Aluminum Business Cards Make Viable PCB Stencils

[Mikey Sklar] had a problem—namely, running low on the brass material typically used for making PCB stencils. Thankfully, a replacement material was not hard to find. It turns out you can use aluminum business card blanks to make viable PCB stencils.

Why business card blanks? They’re cheap, for a start—maybe 15 cents each in quantity. They’re also the right thickness, at just 0.8 mm, and they’re flat, unlike rolled materials that can tend to flip up when you’re trying to spread paste. They’re only good for small PCBs, of course, but for many applications, they’ll do just fine.

To cut these, you’ll probably want a laser cutter. [Mikey] was duly equipped in that regard already, which helped. Using a 20 watt fiber laser at a power of 80%, he was able to get nice accurate cuts for the stencils. Thanks to the small size of the PCBs in question, the stencils for three PCBs could be crammed on to a single card.

If you’re not happy with your existing PCB stencil material, you might like to try these aluminium blanks on for size. We’ve covered other stenciling topics before, too.

19 thoughts on “Aluminum Business Cards Make Viable PCB Stencils

    1. Some things are just too complicated for the colonals. For example, in automotive racing they couldn’t grasp the concept of braking and turning so they invented NASCAR where the only rule is to drive straight for a couple of hours.

    2. American English: Aluminum*
      Rest of the English-speaking world: Aluminium

      American English: Color
      Rest of the English-speaking world: Colour

      Since HaD primary readers are based in the US, it is totally understandable that they would use American spellings.

      The name of the element was recorded with the spelling given by the chemist who discovered it in the USA. Elsewhere, the chemist’s spelling was changed to conform with the endings of other elements. Which was the right thing to do ?

      1. What??? The first to suppose the existence of the metal and give it a name was Humphry Davy (Britain Chemist). He deduced the metal was present in Alun (with sodium and potassium) and named it Aluminium. Then 14 years later, there’s a French guy Pierre Berthier that finds large aluminium oxide mines in Baux de Provence. Then again, 4 years later, Hans Christian Ørsted (Danish chemist) succeed in producing some impure form of it in a lab. Finally, 21 years later, another French guy Henri Sainte-Claire Deville has succeeded in purifying it and make the first ingot, using only chemistry. There’s no USA involved here anywhere. In 1846, the USA was starting to prepare for secession war, it was middle age in the (far) west.
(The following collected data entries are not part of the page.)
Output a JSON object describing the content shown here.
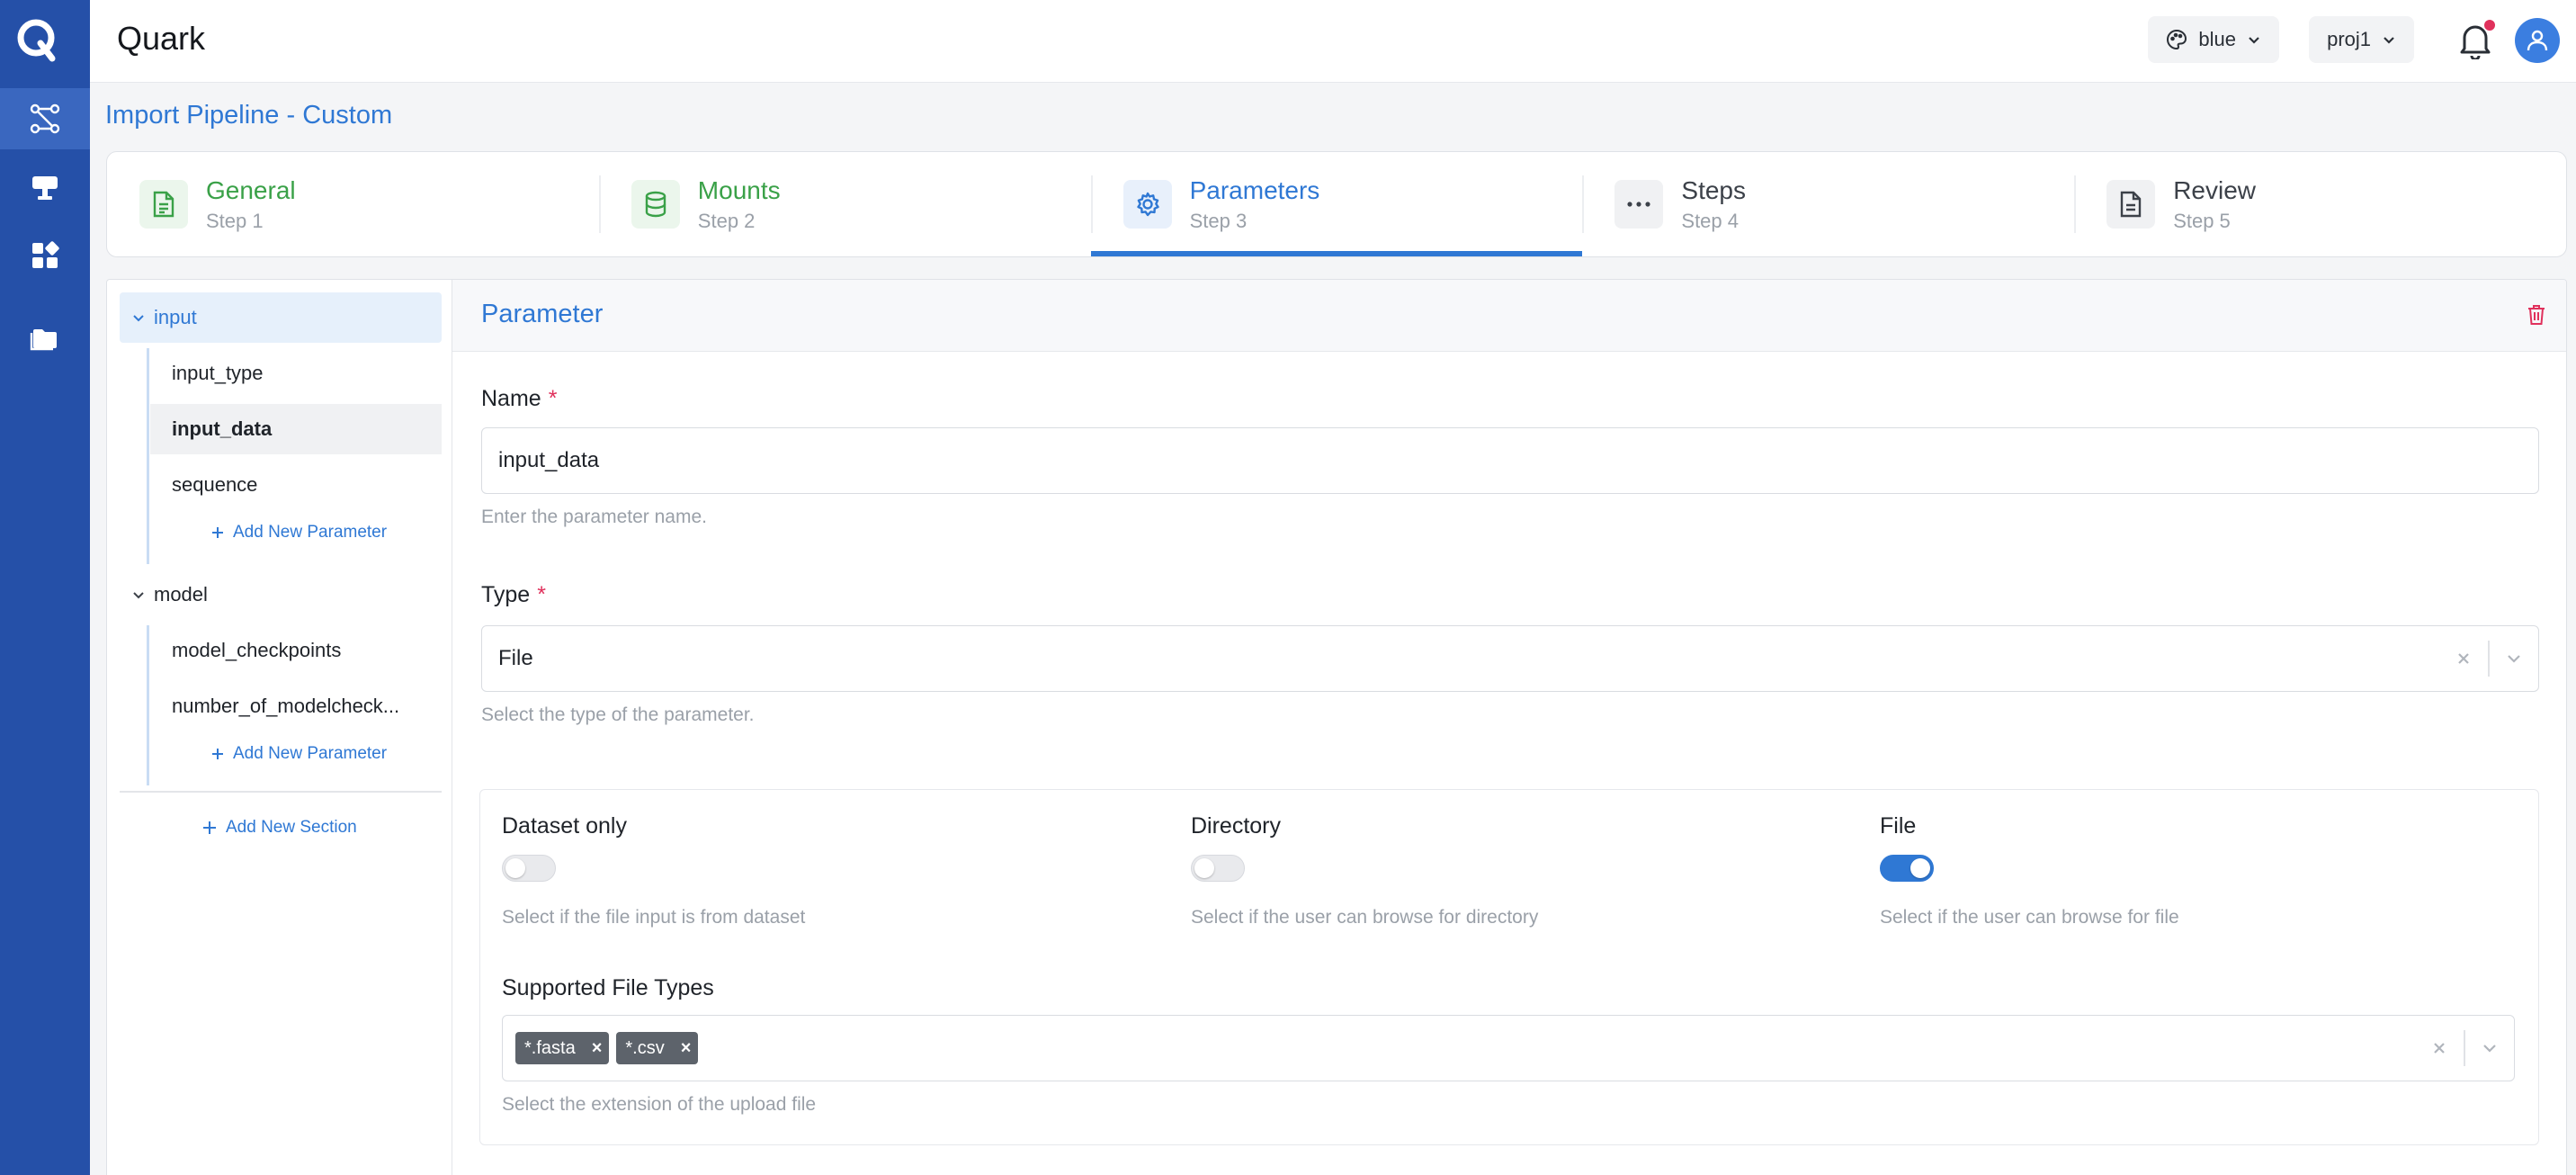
{
  "app": {
    "name": "Quark",
    "logo_letter": "Q"
  },
  "header": {
    "theme_value": "blue",
    "project_value": "proj1"
  },
  "page": {
    "title": "Import Pipeline - Custom"
  },
  "stepper": [
    {
      "title": "General",
      "subtitle": "Step 1",
      "state": "done",
      "icon": "document-icon"
    },
    {
      "title": "Mounts",
      "subtitle": "Step 2",
      "state": "done",
      "icon": "database-icon"
    },
    {
      "title": "Parameters",
      "subtitle": "Step 3",
      "state": "active",
      "icon": "gear-icon"
    },
    {
      "title": "Steps",
      "subtitle": "Step 4",
      "state": "todo",
      "icon": "ellipsis-icon"
    },
    {
      "title": "Review",
      "subtitle": "Step 5",
      "state": "todo",
      "icon": "file-icon"
    }
  ],
  "tree": {
    "sections": [
      {
        "name": "input",
        "items": [
          "input_type",
          "input_data",
          "sequence"
        ]
      },
      {
        "name": "model",
        "items": [
          "model_checkpoints",
          "number_of_modelcheck..."
        ]
      }
    ],
    "add_parameter_label": "Add New Parameter",
    "add_section_label": "Add New Section",
    "selected_item": "input_data"
  },
  "form": {
    "header_title": "Parameter",
    "name": {
      "label": "Name",
      "value": "input_data",
      "help": "Enter the parameter name."
    },
    "type": {
      "label": "Type",
      "value": "File",
      "help": "Select the type of the parameter."
    },
    "options": [
      {
        "label": "Dataset only",
        "on": false,
        "help": "Select if the file input is from dataset"
      },
      {
        "label": "Directory",
        "on": false,
        "help": "Select if the user can browse for directory"
      },
      {
        "label": "File",
        "on": true,
        "help": "Select if the user can browse for file"
      }
    ],
    "file_types": {
      "label": "Supported File Types",
      "values": [
        "*.fasta",
        "*.csv"
      ],
      "help": "Select the extension of the upload file"
    }
  },
  "colors": {
    "rail": "#2550a8",
    "accent": "#2f78d4",
    "success": "#3aa148",
    "danger": "#e0315c"
  }
}
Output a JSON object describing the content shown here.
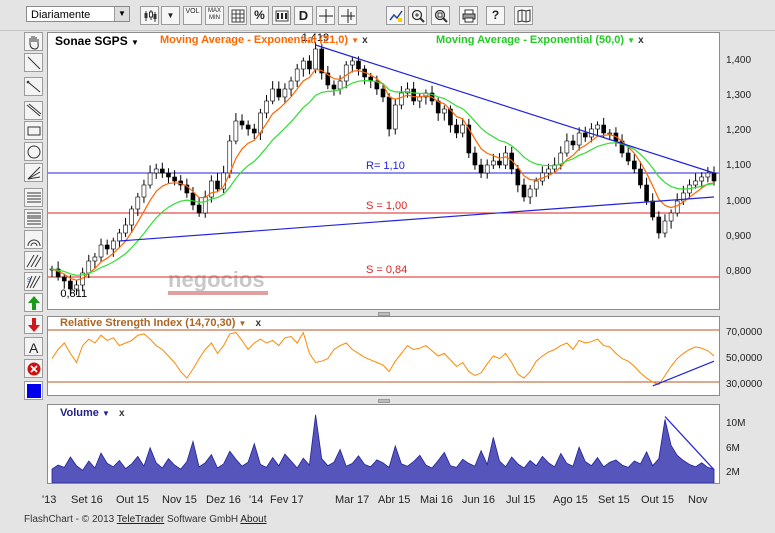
{
  "toolbar": {
    "interval": "Diariamente",
    "vol_label": "VOL",
    "maxmin_label": "MAX MIN",
    "pct_label": "%",
    "d_label": "D"
  },
  "colors": {
    "price": "#000000",
    "ema21": "#ff6600",
    "ema50": "#33dd33",
    "trendline": "#2222dd",
    "support": "#dd2222",
    "rsi": "#ff8800",
    "rsi_levels": "#bb5522",
    "volume_fill": "#5555bb",
    "accent": "#000080"
  },
  "chart_data": [
    {
      "type": "candlestick",
      "instrument": "Sonae SGPS",
      "ylim": [
        0.76,
        1.45
      ],
      "y_ticks": [
        "1,400",
        "1,300",
        "1,200",
        "1,100",
        "1,000",
        "0,900",
        "0,800"
      ],
      "series": [
        {
          "name": "Moving Average - Exponential (21,0)"
        },
        {
          "name": "Moving Average - Exponential (50,0)"
        }
      ],
      "annotations": {
        "high": "1,419",
        "low": "0,811"
      },
      "levels": [
        {
          "label": "R= 1,10",
          "value": 1.1,
          "color": "#2222dd"
        },
        {
          "label": "S = 1,00",
          "value": 1.0,
          "color": "#dd2222"
        },
        {
          "label": "S = 0,84",
          "value": 0.84,
          "color": "#dd2222"
        }
      ],
      "close": [
        0.86,
        0.84,
        0.83,
        0.81,
        0.82,
        0.85,
        0.88,
        0.89,
        0.92,
        0.91,
        0.93,
        0.95,
        0.97,
        1.01,
        1.04,
        1.07,
        1.1,
        1.11,
        1.1,
        1.09,
        1.08,
        1.07,
        1.05,
        1.02,
        1.0,
        1.04,
        1.08,
        1.06,
        1.1,
        1.18,
        1.23,
        1.22,
        1.21,
        1.2,
        1.25,
        1.28,
        1.31,
        1.29,
        1.31,
        1.33,
        1.36,
        1.38,
        1.36,
        1.41,
        1.35,
        1.32,
        1.31,
        1.33,
        1.37,
        1.38,
        1.36,
        1.34,
        1.33,
        1.31,
        1.29,
        1.21,
        1.27,
        1.3,
        1.31,
        1.28,
        1.29,
        1.3,
        1.28,
        1.25,
        1.26,
        1.22,
        1.2,
        1.22,
        1.15,
        1.12,
        1.1,
        1.12,
        1.13,
        1.12,
        1.15,
        1.11,
        1.07,
        1.04,
        1.06,
        1.08,
        1.1,
        1.11,
        1.12,
        1.15,
        1.18,
        1.17,
        1.2,
        1.19,
        1.21,
        1.22,
        1.2,
        1.2,
        1.18,
        1.15,
        1.13,
        1.11,
        1.07,
        1.03,
        0.99,
        0.95,
        0.98,
        1.0,
        1.03,
        1.05,
        1.07,
        1.08,
        1.09,
        1.1,
        1.08
      ]
    },
    {
      "type": "line",
      "title": "Relative Strength Index (14,70,30)",
      "ylim": [
        20000,
        80000
      ],
      "y_ticks": [
        "70,0000",
        "50,0000",
        "30,0000"
      ],
      "levels": [
        70,
        30
      ],
      "values": [
        48,
        55,
        60,
        52,
        45,
        58,
        63,
        60,
        66,
        62,
        64,
        58,
        60,
        62,
        66,
        67,
        63,
        58,
        55,
        50,
        45,
        38,
        33,
        40,
        48,
        55,
        60,
        52,
        58,
        67,
        68,
        62,
        55,
        60,
        63,
        60,
        62,
        58,
        64,
        65,
        60,
        68,
        52,
        45,
        46,
        48,
        55,
        58,
        60,
        55,
        52,
        49,
        47,
        45,
        43,
        38,
        46,
        52,
        58,
        55,
        56,
        58,
        54,
        50,
        52,
        47,
        42,
        45,
        38,
        35,
        37,
        44,
        50,
        48,
        52,
        45,
        36,
        33,
        38,
        46,
        50,
        53,
        55,
        58,
        60,
        55,
        62,
        60,
        61,
        63,
        58,
        57,
        52,
        48,
        46,
        42,
        37,
        33,
        30,
        28,
        35,
        42,
        48,
        52,
        55,
        57,
        56,
        54,
        50
      ]
    },
    {
      "type": "area",
      "title": "Volume",
      "y_ticks": [
        "10M",
        "6M",
        "2M"
      ],
      "values": [
        2.4,
        3.1,
        2.7,
        4.5,
        3.0,
        2.2,
        3.8,
        2.6,
        5.2,
        3.4,
        2.8,
        3.9,
        2.5,
        3.3,
        4.6,
        2.9,
        6.1,
        3.5,
        2.6,
        4.2,
        3.1,
        2.4,
        3.7,
        7.2,
        2.8,
        3.5,
        4.9,
        2.6,
        3.3,
        5.5,
        4.1,
        2.9,
        3.6,
        6.8,
        3.2,
        2.7,
        4.4,
        3.0,
        5.0,
        3.8,
        2.6,
        4.3,
        3.1,
        11.8,
        4.2,
        3.0,
        3.6,
        5.8,
        2.9,
        3.4,
        4.7,
        3.2,
        2.8,
        4.0,
        3.5,
        2.7,
        6.4,
        3.3,
        2.9,
        3.7,
        4.8,
        3.1,
        2.6,
        3.9,
        5.3,
        3.0,
        2.7,
        4.1,
        3.4,
        2.9,
        5.6,
        3.2,
        7.9,
        3.8,
        2.8,
        4.5,
        3.3,
        2.6,
        3.9,
        3.0,
        4.6,
        3.5,
        2.8,
        5.1,
        3.4,
        2.9,
        6.2,
        3.7,
        3.0,
        4.4,
        2.8,
        3.6,
        4.0,
        3.1,
        2.7,
        3.8,
        3.3,
        5.4,
        3.0,
        4.2,
        11.0,
        6.5,
        4.8,
        3.9,
        3.2,
        2.8,
        3.5,
        2.7,
        2.4
      ]
    }
  ],
  "x_axis": [
    "'13",
    "Set 16",
    "Out 15",
    "Nov 15",
    "Dez 16",
    "'14",
    "Fev 17",
    "Mar 17",
    "Abr 15",
    "Mai 16",
    "Jun 16",
    "Jul 15",
    "Ago 15",
    "Set 15",
    "Out 15",
    "Nov"
  ],
  "footer": {
    "prefix": "FlashChart - © 2013 ",
    "company": "TeleTrader",
    "mid": " Software GmbH ",
    "about": "About"
  },
  "watermark": "negocios"
}
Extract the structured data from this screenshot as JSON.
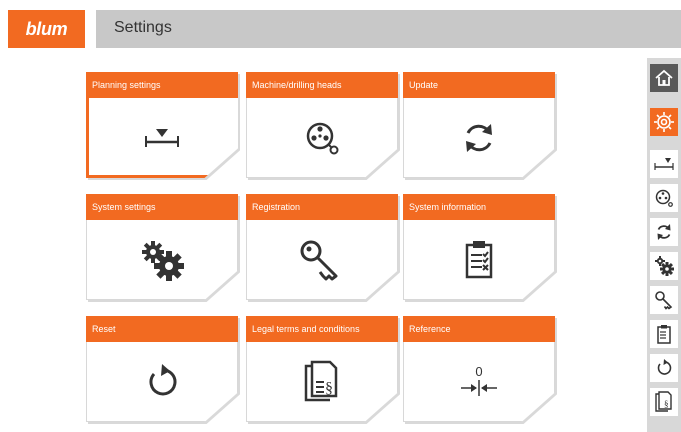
{
  "header": {
    "logo": "blum",
    "title": "Settings"
  },
  "tiles": [
    {
      "label": "Planning settings",
      "icon": "planning-icon"
    },
    {
      "label": "Machine/drilling heads",
      "icon": "drilling-head-icon"
    },
    {
      "label": "Update",
      "icon": "update-icon"
    },
    {
      "label": "System settings",
      "icon": "gears-icon"
    },
    {
      "label": "Registration",
      "icon": "key-icon"
    },
    {
      "label": "System information",
      "icon": "clipboard-icon"
    },
    {
      "label": "Reset",
      "icon": "reset-icon"
    },
    {
      "label": "Legal terms and conditions",
      "icon": "legal-document-icon"
    },
    {
      "label": "Reference",
      "icon": "reference-icon",
      "value": "0"
    }
  ],
  "sidebar": {
    "items": [
      "home-icon",
      "settings-icon",
      "planning-icon",
      "drilling-head-icon",
      "update-icon",
      "gears-icon",
      "key-icon",
      "clipboard-icon",
      "reset-icon",
      "legal-document-icon"
    ]
  },
  "colors": {
    "accent": "#f26a21",
    "titlebar": "#c8c8c8",
    "sidebar": "#d8d8d8",
    "home": "#595959"
  }
}
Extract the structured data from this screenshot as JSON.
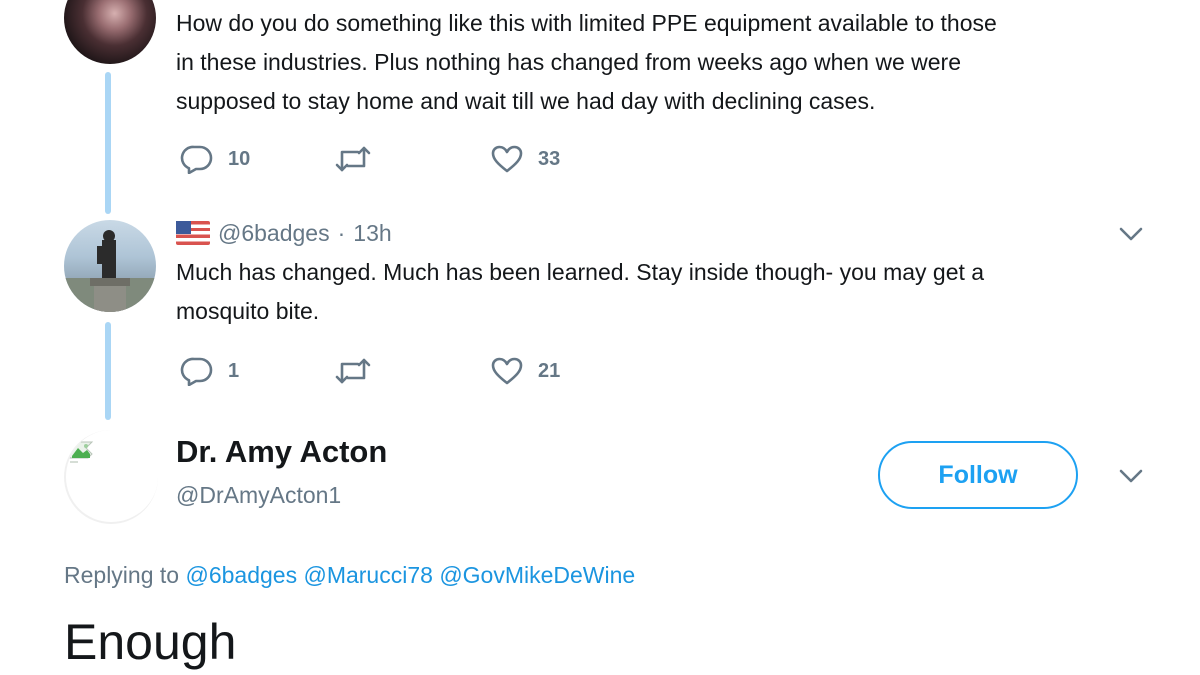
{
  "thread": {
    "previous_reply": {
      "text_lines": [
        "How do you do something like this with limited PPE equipment available to those",
        "in these industries.  Plus nothing has changed from weeks ago when we were",
        "supposed to stay home and wait till we had day with declining cases."
      ],
      "reply_count": "10",
      "like_count": "33"
    },
    "reply": {
      "handle": "@6badges",
      "separator": "·",
      "time": "13h",
      "text_lines": [
        "Much has changed. Much has been learned. Stay inside though- you may get a",
        "mosquito bite."
      ],
      "reply_count": "1",
      "like_count": "21"
    }
  },
  "main_tweet": {
    "author_name": "Dr. Amy Acton",
    "author_handle": "@DrAmyActon1",
    "follow_label": "Follow",
    "replying_to_label": "Replying to",
    "mentions": [
      "@6badges",
      "@Marucci78",
      "@GovMikeDeWine"
    ],
    "text": "Enough"
  },
  "colors": {
    "accent": "#1da1f2",
    "mention": "#1b95e0",
    "thread_line": "#aad6f5",
    "muted": "#657786",
    "text": "#14171a"
  },
  "icons": {
    "reply": "speech-bubble-icon",
    "retweet": "retweet-arrows-icon",
    "like": "heart-icon",
    "more": "chevron-down-icon",
    "flag": "us-flag-icon",
    "broken_image": "broken-image-icon"
  }
}
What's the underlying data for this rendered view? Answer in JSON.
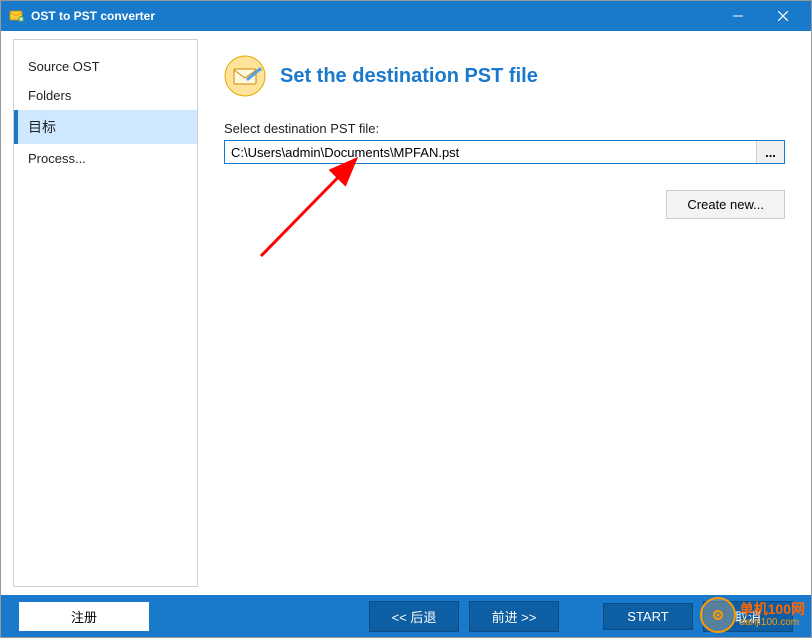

        So the right thing to do is to learn history, stop spreading fake news, and use the appropriate terms and not your local slang when speaking about scientific stuff.

        1. “There’s no USA involved here anywhere. ”

          Check those history books you mentioned for Charles Martin Hall. He’s one of the reasons your crown jewels aren’t set in “aluminium” gum wrappers.

        2. Actually – Humphry Davy named it ‘Aluminum’ in his book “Elements of Chemical Philosophy” published in 1812 where he described his discovery. This was the common name in use for a decade or so until some other scientists decided to rename it, probably because they were not anywhere near as cool as Humphry Davy.

    3. …this from a person who likely keeps their spare “tyre,” not in the trunk, but in their “boot,” and whose engine resides, not under a hood, but under their “bonnet.”

      LOL… or if you prefer, LOL-ium.

  1. aluminium: British English
    aluminum: simplified English (Indeed simplified as there’s one letter missing!)
    SCNR ;-)
    Writing Al instead is not better nowadays. Many might understand something artificial because a lowercase L is hard to distinguish from an uppercase I. ;-)

  2. Love how the US-vs-British English war kicked off in a blaze of glory and nobody mentioned how insanely thick 0.8mm is for a stencil. To me it seems that it would not work for the vast majority of fine pitch and QFN packages.

    1. Exactly. 0.8 would be too think for even 0805??? For a better source for larger and thinner material, look at at hardware store display or craft store that carries “ksmetals”. You can get a sheet of 4″x8″ material (brass IIRC). It’s home etches wonderfully – the chemical way, not the laser way – that I don’t know about that method. All ya all are gonna get some new type of lung cancer running those machines.